Quatre questions à Alexandre Chagnes sur l'enjeu des batteries Lithium-ion [GeoRessources 1/2]

 
Publié le 25/06/2019 - Mis à jour le 1/07/2019

Alexandre Chagnes est Professeur à l’Université de Lorraine, Directeur Scientifique du Labex Ressources21, Directeur du Groupement de Recherche Prométhée sur les procédés hydrométallurgiques, Directeur des Partenariats Industriels à l’ENSG et membre de l’équipe Valorisation des ressources et résidus du laboratoire de recherche GeoRessources. Il revient avec nous sur les enjeux écologiques et économiques sous tendant les batteries Lithium-ion et le recyclage des matériaux. 

 

Quel est votre parcours ?

Après un doctorat sur la physicochimie et l’électrochimie des électrolytes pour les batteries lithium-ion, je suis parti au Canada pour travailler sur l’hydrogénation électrocatalytique de molécules organiques. De retour en France, j’ai été Attaché Temporaire d’Enseignement et de Recherche (ATER) à l’Université de Tours pour étudier les propriétés physicochimiques et électrochimiques de mélanges de liquide ionique et de solvant. J’ai ensuite rejoint le CEA pour un stage postdoctoral sur la spéciation dans les réacteurs sous haute température et haute pression. En 2005, j’ai été nommé Maître de Conférences à l’École Nationale Supérieure de Chimie Paris (ENSCP) pour mener des recherches en hydrométallurgie et enseigner la thermodynamique et l’électrochimie. J’ai profité de cette période pour contribuer à mettre en place une nouvelle thématique à l’ENSCP sur les électrolytes pour les batteries lithium-ion. Après onze années à l’ENSCP, j’ai été nommé Professeur à l’Université de Lorraine pour développer des activités de Recherche au laboratoire GeoRessources et d’Enseignement dans le domaine de l’hydrométallurgie. L’Université de Lorraine me paraissait l’endroit idéal pour développer ces activités étant donné la présence de laboratoires de très bonne tenue en Géosciences, en Environnement et en Procédé ainsi que d’écoles d’ingénieur de qualité. Mes activités visent à mieux décrire les phénomènes physicochimiques impliqués dans les procédés hydrométallurgiques dans le but de développer de nouveaux procédés plus performants ou d’optimiser des procédés déjà existants pour récupérer des métaux critiques ou stratégiques contenus dans des gisements miniers, des résidus miniers ou encore des matériaux usagés dans le cadre du recyclage. Pour cela, je peux m’appuyer sur la plateforme STEVAL, usine-pilote de GeoRessources, sur la plateforme de Géochimie Minérale PGM et du laboratoire d’hydrométallurgie que j’ai mis en place à mon arrivée et des nombreuses autres outils de caractérisation des minérais disponibles dans les plateformes de  GeoRessources. Ces activités sont financées par des industriels, des projets européens, des programmes nationaux de recherche ou bien dans le cadre des activités du Labex Ressources21, de l’Institut Carnot ou de Lorraine Université d’Excellence (LUE).

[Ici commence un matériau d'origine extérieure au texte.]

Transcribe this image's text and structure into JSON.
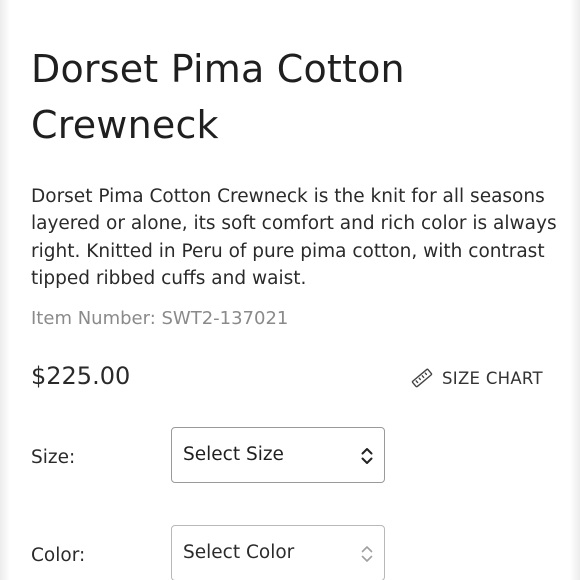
{
  "product": {
    "title": "Dorset Pima Cotton Crewneck",
    "description": "Dorset Pima Cotton Crewneck is the knit for all seasons layered or alone, its soft comfort and rich color is always right. Knitted in Peru of pure pima cotton, with contrast tipped ribbed cuffs and waist.",
    "item_number": "Item Number: SWT2-137021",
    "price": "$225.00"
  },
  "size_chart": {
    "label": "SIZE CHART",
    "icon": "ruler-icon"
  },
  "options": {
    "size": {
      "label": "Size:",
      "selected": "Select Size",
      "icon": "chevron-up-down-icon"
    },
    "color": {
      "label": "Color:",
      "selected": "Select Color",
      "icon": "chevron-up-down-icon"
    }
  },
  "colors": {
    "text": "#1f1f1f",
    "muted": "#8a8a8a",
    "border": "#9a9a9a",
    "background": "#ffffff"
  }
}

Vous travaillez sur le recyclage des batteries lithium-ion, quelles sont les méthodes disponibles ? Quels enjeux ?

En effet, je cherche à mettre à profit mes compétences dans le domaine de l’hydrométallurgie et des batteries lithium-ion pour développer une thématique centrée sur l’approvisionnement en matières premières pour la fabrication des batteries lithium-ion à partir de gisements primaires (mines) et secondaires (résidus miniers, recyclage). Il y a de nombreux enjeux à relever dans le domaine des batteries lithium-ion, aussi bien en ce qui concerne la cyclabilité, la densité d’énergie ou la sécurité des batteries que dans le développement de procédés propres et performants capables de récupérer le lithium, le cobalt, le nickel ou encore le manganèse nécessaire à leur production. La récupération de ces métaux est de plus en plus complexe et coûteuse car ils sont présents dans des gisements primaires ou secondaires complexes du fait de leurs faibles teneurs et du caractère polymétallique des ressources. Le développement de procédés permettant de recycler les batteries lithium-ion est un enjeu majeur parce que la réglementation impose le recyclage mais aussi parce que les batteries lithium-ion usagées seront de véritables mines présentes sur notre territoire. Le recyclage est particulièrement difficile d’une manière générale car les échelles de temps ne sont pas les mêmes que dans l’exploitation des ressources primaires : les technologies changent très vite, il est difficile d’anticiper ces changements et les flux à recycler dépendent fortement de l’économie. Il faut donc pouvoir développer des procédés robustes qui soient capables de s’adapter aux contraintes du recyclage.

 

 

Quelles sont les pistes envisageables pour créer des procédés robustes capables de s’adapter aux contraintes du recyclage ?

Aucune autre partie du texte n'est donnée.